As GC Hopi mentioned, ACI 365.1 is a good reference. Here's an excerpt:
Screenshot_2022-01-21_090101_dpk6t8.jpg
 
I have not used it in practice, but there is a tool called Life365 that is geared towards service life decision making for concrete structures. If I am remembering right, it mainly applies to highway structures and is geared towards life-cycle cost and material selection (mix design, epoxy coated rebar, corrosion propagation.. etc.). I have played with it in the past and was impressed, but have never used it in any real sense.

It may not be directly applicable, but it might/. Either way it may give you a starting point for both service life determination and for determining when maintenance cost might exceed cost of replacement.

The software was free at one point, and may still be.

 
phamENG - my company was hired to prepare 30% design documents for a railroad grade separation project, which was let as a design-build project. The 75 year design life was an owner requirement. as an aside, it seems 75 years (minimum) has become the norm since the adoption of the AASHTO LRFD Bridge Specifications.
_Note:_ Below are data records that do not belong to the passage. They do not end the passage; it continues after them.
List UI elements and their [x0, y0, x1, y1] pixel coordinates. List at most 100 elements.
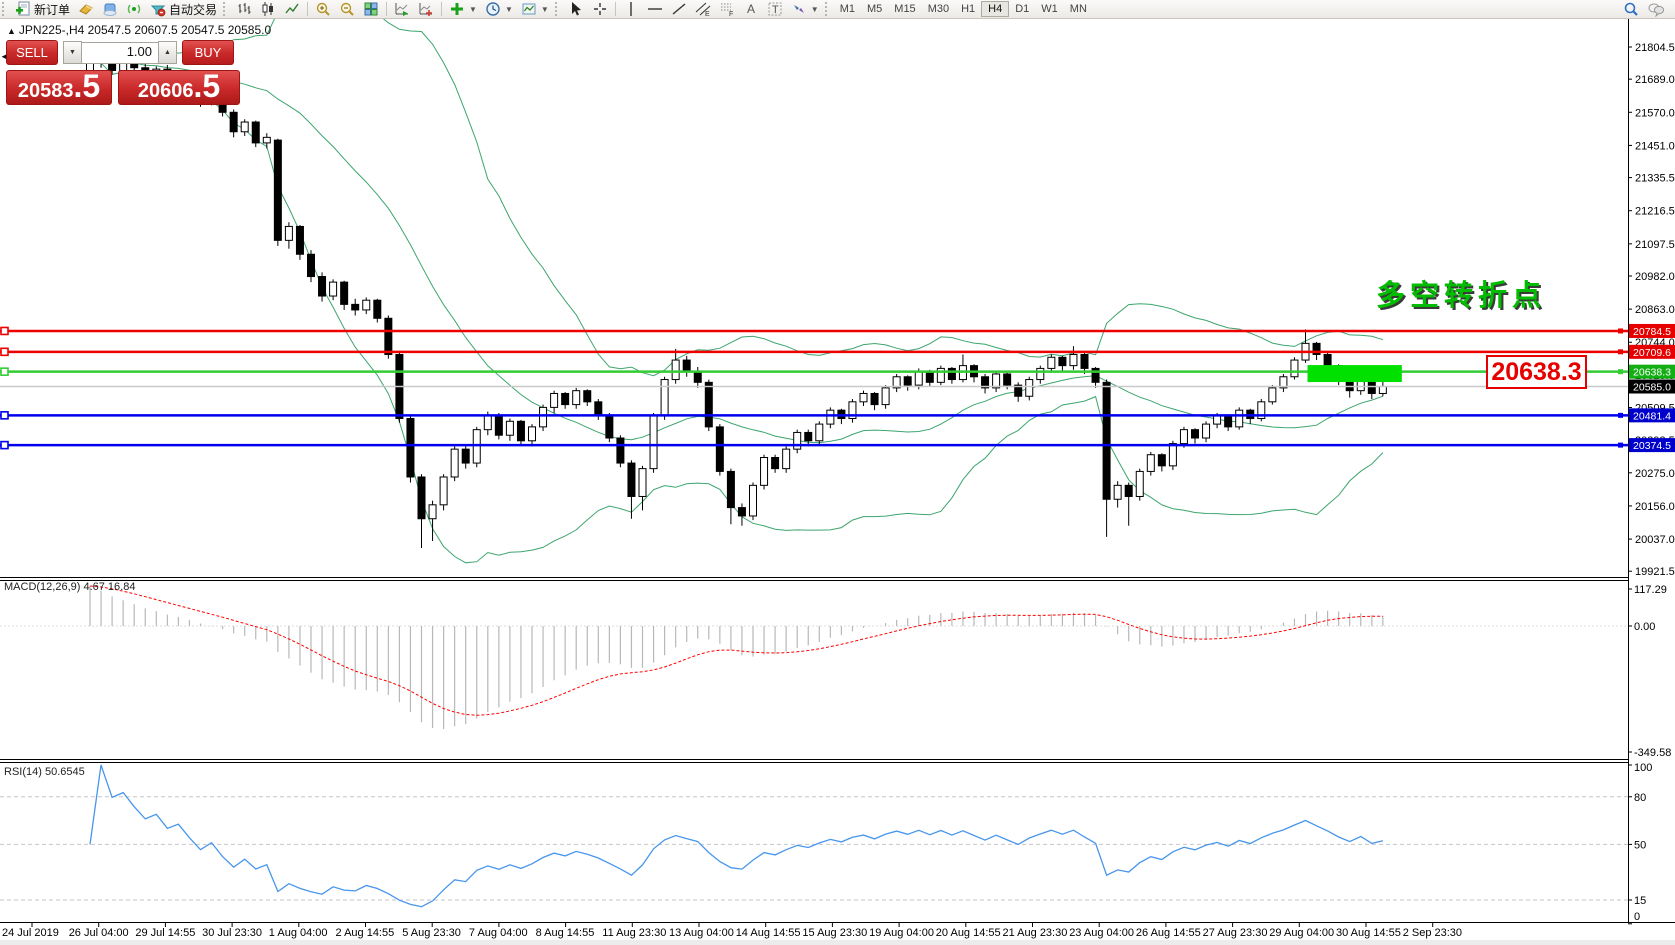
hline-right-handle[interactable]	[1618, 442, 1623, 448]
candle-body	[1135, 470, 1144, 497]
hline-right-handle[interactable]	[1618, 328, 1623, 334]
timeframe-MN[interactable]: MN	[1064, 1, 1093, 17]
candle-body	[936, 367, 945, 383]
timeframe-D1[interactable]: D1	[1009, 1, 1035, 17]
auto-scroll-button[interactable]	[390, 1, 414, 17]
timeframe-M15[interactable]: M15	[888, 1, 921, 17]
profiles-button[interactable]	[98, 1, 122, 17]
candle-body	[1058, 356, 1067, 367]
bar-chart-type-button[interactable]	[232, 1, 256, 17]
candle-body	[483, 415, 492, 431]
timeframe-H4[interactable]: H4	[981, 1, 1010, 17]
zoom-out-button[interactable]	[335, 1, 359, 17]
candle-body	[992, 373, 1001, 389]
chat-button[interactable]	[1643, 1, 1669, 17]
time-tick-label: 2 Sep 23:30	[1403, 927, 1462, 939]
annotation-text[interactable]: 多空转折点	[1376, 272, 1546, 314]
toolbar-grip[interactable]	[2, 2, 9, 16]
candle-body	[439, 476, 448, 506]
price-badge-20374.5	[1629, 438, 1675, 453]
price-callout-label[interactable]: 20638.3	[1486, 355, 1587, 389]
candle-body	[1003, 373, 1012, 386]
time-tick-label: 1 Aug 04:00	[269, 927, 328, 939]
channel-tool-button[interactable]: E	[691, 1, 715, 17]
svg-text:F: F	[729, 11, 733, 17]
price-axis[interactable]: 21804.5 21689.0 21570.0 21451.0 21335.5 21216…	[1628, 42, 1675, 925]
periods-button[interactable]: ▼	[481, 1, 517, 17]
tile-windows-button[interactable]	[359, 1, 383, 17]
candle-body	[1312, 342, 1321, 355]
time-tick-label: 29 Jul 14:55	[135, 927, 195, 939]
volume-field[interactable]: 1.00	[82, 41, 158, 64]
time-axis[interactable]: 24 Jul 2019 26 Jul 04:00 29 Jul 14:55 30 Ju…	[2, 923, 1462, 939]
new-order-button[interactable]: 新订单	[11, 1, 74, 17]
fibonacci-tool-button[interactable]: F	[715, 1, 739, 17]
text-tool-button[interactable]: A	[739, 1, 763, 17]
text-label-tool-button[interactable]: T	[763, 1, 787, 17]
time-tick-label: 26 Jul 04:00	[69, 927, 129, 939]
sell-price-main: 20583	[17, 80, 74, 102]
objects-list-button[interactable]	[74, 1, 98, 17]
arrows-tool-button[interactable]: ▼	[787, 1, 823, 17]
timeframe-M5[interactable]: M5	[861, 1, 888, 17]
autotrading-button[interactable]: 自动交易	[146, 1, 221, 17]
candle-body	[704, 381, 713, 428]
line-chart-type-button[interactable]	[280, 1, 304, 17]
candle-body	[472, 429, 481, 464]
candle-body	[903, 376, 912, 386]
indicators-button[interactable]: ▼	[445, 1, 481, 17]
hline-left-handle[interactable]	[0, 326, 9, 336]
candle-body	[859, 392, 868, 403]
price-tick-label: 20982.0	[1635, 271, 1675, 283]
auto-scroll-icon	[395, 3, 409, 16]
crosshair-icon	[593, 3, 606, 15]
candle-body	[1080, 353, 1089, 369]
rsi-tick-label: 50	[1634, 839, 1646, 851]
toolbar-grip[interactable]	[223, 2, 230, 16]
candle-body	[660, 379, 669, 417]
hline-left-handle[interactable]	[0, 347, 9, 357]
toolbar-grip[interactable]	[824, 2, 832, 16]
timeframe-H1[interactable]: H1	[955, 1, 981, 17]
price-badge-20585.0	[1629, 379, 1675, 394]
hline-left-handle[interactable]	[0, 367, 9, 376]
hline-left-handle[interactable]	[0, 411, 9, 420]
hline-right-handle[interactable]	[1618, 349, 1623, 355]
hline-left-handle[interactable]	[0, 440, 9, 450]
zoom-in-button[interactable]	[311, 1, 335, 17]
sell-button[interactable]: SELL	[6, 40, 58, 65]
candle-body	[638, 468, 647, 497]
search-button[interactable]	[1619, 1, 1643, 17]
timeframe-M1[interactable]: M1	[834, 1, 861, 17]
chart-shift-button[interactable]	[414, 1, 438, 17]
volume-decrease-button[interactable]: ▼	[63, 41, 82, 64]
time-tick-label: 23 Aug 04:00	[1069, 927, 1134, 939]
timeframe-W1[interactable]: W1	[1035, 1, 1064, 17]
candle-body	[229, 111, 238, 133]
candle-body	[1102, 381, 1111, 500]
templates-button[interactable]: ▼	[517, 1, 553, 17]
candle-body	[671, 359, 680, 381]
horizontal-line-tool-button[interactable]	[643, 1, 667, 17]
trendline-tool-button[interactable]	[667, 1, 691, 17]
price-badge-label: 20784.5	[1633, 326, 1671, 338]
candle-body	[362, 299, 371, 311]
toolbar-grip[interactable]	[554, 2, 562, 16]
candle-body	[395, 353, 404, 420]
panel-collapse-icon[interactable]: ◄	[0, 52, 8, 61]
cursor-tool-button[interactable]	[564, 1, 588, 17]
price-badge-20638.3	[1629, 364, 1675, 379]
hline-right-handle[interactable]	[1618, 412, 1623, 418]
vertical-line-tool-button[interactable]	[619, 1, 643, 17]
highlight-rectangle[interactable]	[1307, 365, 1402, 383]
signals-button[interactable]	[122, 1, 146, 17]
hline-right-handle[interactable]	[1618, 369, 1623, 375]
sell-price-display[interactable]: 20583 .5	[6, 70, 112, 105]
candle-body	[550, 392, 559, 408]
timeframe-M30[interactable]: M30	[922, 1, 955, 17]
crosshair-tool-button[interactable]	[588, 1, 612, 17]
volume-increase-button[interactable]: ▲	[158, 41, 177, 64]
candlestick-chart-type-button[interactable]	[256, 1, 280, 17]
buy-button[interactable]: BUY	[182, 40, 234, 65]
buy-price-display[interactable]: 20606 .5	[118, 70, 240, 105]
I developed the particulars in the life cycle costs for maintenance, inspection, and repair. From there, I estimated the costs for each task on a pay-as-you go basis by estimating the initial cost of each and increasing the costs by 3% annually ( I didn't see Bidenflation coming [lol]). This gave me the total cost over 75-years. Then I calculated the cost a sinking fund to cover the LC's. In the end, I settled on the present worth of each task. Although, the sinking fund is an appropriate way to go (one agency we work with does use the sinking fund), I didn't think the owner would budget money every year for the SF. I converted all of the future costs to present worth; this way the owner funds the work once and that's it. By assuming 4% growth and 3% cost increase, it all worked out. Whether or not money was set aside is anyone's guess; but the owner accepted the analysis.

NCHRP Report 483 (2002) Bridge Life-Cycle Cost analysis is a good reference. The attached file from the NCSPA is a another good reference.
 
 https://files.engineering.com/getfile.aspx?folder=19b1246f-ec20-47f6-bf37-ae154c696fe3&file=leastcostcalculator.xls
OldDawgNewTricks' concern for an implied warranty got me thinking. Maybe state expected service life in terms of both years and deflection?

"Service life is X years or a deflected of H/Y at top of wall, whichever comes first."

That way the top end of your service life is bound by a serviceability limit state and not just an arbitrary duration that the model codes are targeting? I think it works well with the required surveying at regular intervals.